Naturally, that wouldn’t matter much if the band couldn’t back it up, but holy shit they do. The song is a fiery, snarling, insistent, halfway tongue-in-cheek blast of stomping rock fury; it’s immediately clear who it is the band’s aiming at (hint: he sits in the Oval Office at least some of the time), and it’s an awesome, awesome thing to see.
“Break the Glass” is equally intense, albeit with a sly smirk off to one side and the best damn harmony vocals I think I’ve ever heard from McCaughan and Ballance. Superchunk are seemingly warning the listener not to just run for the hills, as a whole lot of people out there have tried/wanted to do, physically or mentally, but to sit tight and sound the alarm.
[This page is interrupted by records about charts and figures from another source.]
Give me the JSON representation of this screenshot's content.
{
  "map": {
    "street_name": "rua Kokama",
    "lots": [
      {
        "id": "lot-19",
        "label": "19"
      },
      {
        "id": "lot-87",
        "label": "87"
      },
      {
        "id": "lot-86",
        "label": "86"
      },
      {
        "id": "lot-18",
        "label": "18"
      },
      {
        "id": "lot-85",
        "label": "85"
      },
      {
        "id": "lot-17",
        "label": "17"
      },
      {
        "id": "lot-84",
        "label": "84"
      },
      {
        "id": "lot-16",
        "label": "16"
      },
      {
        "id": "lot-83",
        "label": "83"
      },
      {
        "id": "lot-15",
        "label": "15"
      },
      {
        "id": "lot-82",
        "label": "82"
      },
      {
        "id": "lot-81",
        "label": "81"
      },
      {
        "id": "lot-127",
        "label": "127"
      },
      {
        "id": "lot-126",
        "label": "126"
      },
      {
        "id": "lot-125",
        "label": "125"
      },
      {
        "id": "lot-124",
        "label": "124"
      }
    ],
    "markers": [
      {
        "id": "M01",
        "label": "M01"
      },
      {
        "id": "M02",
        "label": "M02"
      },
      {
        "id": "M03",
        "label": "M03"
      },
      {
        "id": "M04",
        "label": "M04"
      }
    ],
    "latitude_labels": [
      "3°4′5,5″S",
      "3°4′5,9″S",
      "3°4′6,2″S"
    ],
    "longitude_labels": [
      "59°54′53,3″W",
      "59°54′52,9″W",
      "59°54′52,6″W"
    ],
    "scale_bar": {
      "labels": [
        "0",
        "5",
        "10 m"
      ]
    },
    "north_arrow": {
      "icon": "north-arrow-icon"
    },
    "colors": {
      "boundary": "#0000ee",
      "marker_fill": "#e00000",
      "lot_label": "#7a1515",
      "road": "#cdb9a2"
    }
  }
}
Throughout What a Time to Be Alive, there’s this feeling of bewildered wonderment, like Superchunk are looking around and saying, “really? You’re not kidding, this is for real?” “Lost My Brain” makes it pretty plain right from the start, a raw-throated spasm of anger and disbelief at what’s been going on around us.
The slower, more melodic “Erasure,” which almost has a New Wave tinge to it, comes off to me like a condemnation of the modern media culture, where something stated as fact one day can be blithely shrugged off or ignored a day later, facts that don’t fit the narrative are dismissed as “fake news,” and reality is whatever we’re told it is at any given moment. When McCaughan sings about how empathy’s been weaponized, it’s like a punch to the gut.
I mentioned the band’s punk past above, and it’s definitely in evidence here, particularly on the speeding, full-tilt blast of “Cloud of Hate,” which makes me think of classic track “Precision Auto” more than anything off any more recent releases. (And yeah, you can probably guess, again, who the song’s aimed at.) On “All for You,” McCaughan gets downright confrontational, yelling, “Fight me / I don’t like to get hit but / fight me,” and yeah, I get that. Some days it feels like a fight is pretty justified.
Then there’s “Reagan Youth,” a shout-out to the iconic ’80s hardcore band that McCaughan testifies “taught you how to feel,” while acknowledging that the band couldn’t stay the way they started out. There’s a hint of sadness to it, a little note of regret that lodges in your chest when you hear it, making you remember that youth doesn’t last forever, and the real world always intrudes.
Closer “Black Thread” runs along similar lines, more thoughtful and somber than most of the rest of What a Time to Be Alive, although there’s still a nice, Hüsker Dü-style buzz to it. The band gets back to a bit more of that aforementioned obliqueness here, but even still, it’s melancholy and resigned and feels like an elegy for a simpler, smarter, less-insane time. What a time to be alive, indeed.